Hedge Fund Portfolio Management with Illiquid Assets
Serges Darolles, University of Paris Dauphine, CREST ENSAE - 15 April 2016
We study hedge fund optimal portfolios in the presence of market and funding liquidity risks. We consider a two-period economy with a single hedge fund. The fund has access to cash which is available every period and to an illiquid asset which pays off only at the end of the second period. Funding liquidity risk takes the form of a random proportion of the fund's assets under management being withdrawn by clients in period one. The fund can then liquidate a part of the illiquid position by bidding on a secondary market where a random haircut on the effective selling price is applied. We solve the allocation problem of the fund and find its optimal portfolio. Whereas the cash buffer is monotonously decreasing in the secondary market liquidity, we show that the fund's default probability is bell-shaped. Finally, we apply our model in an asset pricing framework for different hedge fund strategies to see how both risks are priced over time.

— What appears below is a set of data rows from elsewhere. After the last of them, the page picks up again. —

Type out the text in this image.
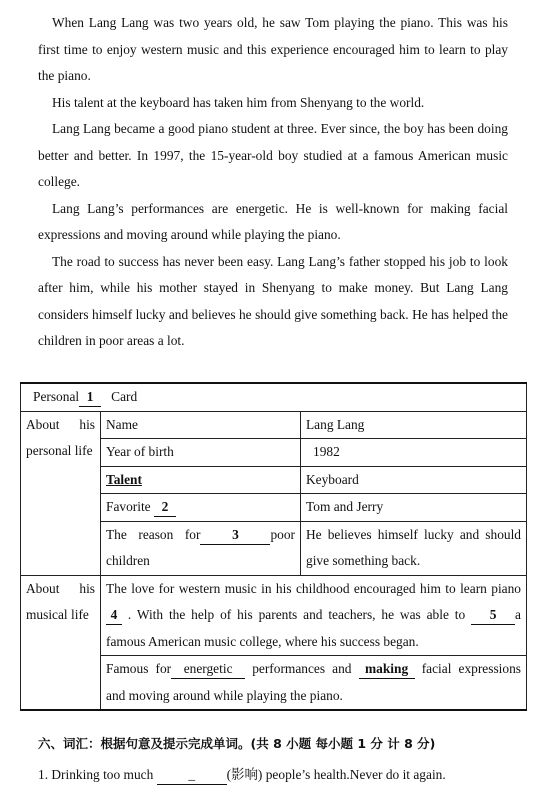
When Lang Lang was two years old, he saw Tom playing the piano. This was his first time to enjoy western music and this experience encouraged him to learn to play the piano.

His talent at the keyboard has taken him from Shenyang to the world.

Lang Lang became a good piano student at three. Ever since, the boy has been doing better and better. In 1997, the 15-year-old boy studied at a famous American music college.

Lang Lang’s performances are energetic. He is well-known for making facial expressions and moving around while playing the piano.

The road to success has never been easy. Lang Lang’s father stopped his job to look after him, while his mother stayed in Shenyang to make money. But Lang Lang considers himself lucky and believes he should give something back. He has helped the children in poor areas a lot.

Personal 1 Card		
About his personal life	Name	Lang Lang
	Year of birth	1982
	Talent	Keyboard
	Favorite 2	Tom and Jerry
	The reason for 3 poor children	He believes himself lucky and should give something back.
About his musical life	The love for western music in his childhood encouraged him to learn piano 4 . With the help of his parents and teachers, he was able to 5 a famous American music college, where his success began.	
	Famous for energetic performances and making facial expressions and moving around while playing the piano.	
六、词汇：根据句意及提示完成单词。(共 8 小题 每小题 1 分 计 8 分)
1. Drinking too much	_ (影响) people’s health.Never do it again.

Puzzles in Index Option Returns and Skewness Premium and Index Options Returns
Martin Wallmeier, University of Fribourg, 18 February 2016
For one-month S&P 500 index options, Constantinides, Jackwerth and Perrakis (2009) report widespread and substantial violations of stochastic dominance bounds. According to the subsequent study of Constantinides et al. (2011), the violations can be exploited to generate abnormal trading profits. The reported mispricing, which is far more extreme than known from the pricing kernel puzzle, calls into question that option markets meet the most basic requirements of rational pricing. We argue that this analysis is seriously flawed, and provide evidence that options on the S&P 500, EuroStoxx 50 and DAX index are priced almost perfectly in line with stochastic dominance bounds. Our results indicate that index option markets are much more efficient than previous literature suggests.
Learning Externalities in Opaque Asset Markets: Evidence from International Commercial Real Estate
Roland Fuess, University of St. Gallen, 21 January 2016
This paper uses a unique dataset to empirically test the implications of limited transparency in decentralized markets. We capture differences in the transparency level as a linkage mechanism among international commercial real estate markets. This connectivity arises from learning externalities of international investors. Our identification strategy exploits the specific feature of spatial econometrics to analyze the transmission of these externalities across opaque markets. We find empirical evidence of cross-sectional dependence and co-movements among global property market excess returns. Furthermore, local shocks are amplified via spillovers and feedback loops, which provide a source of instability in international property markets.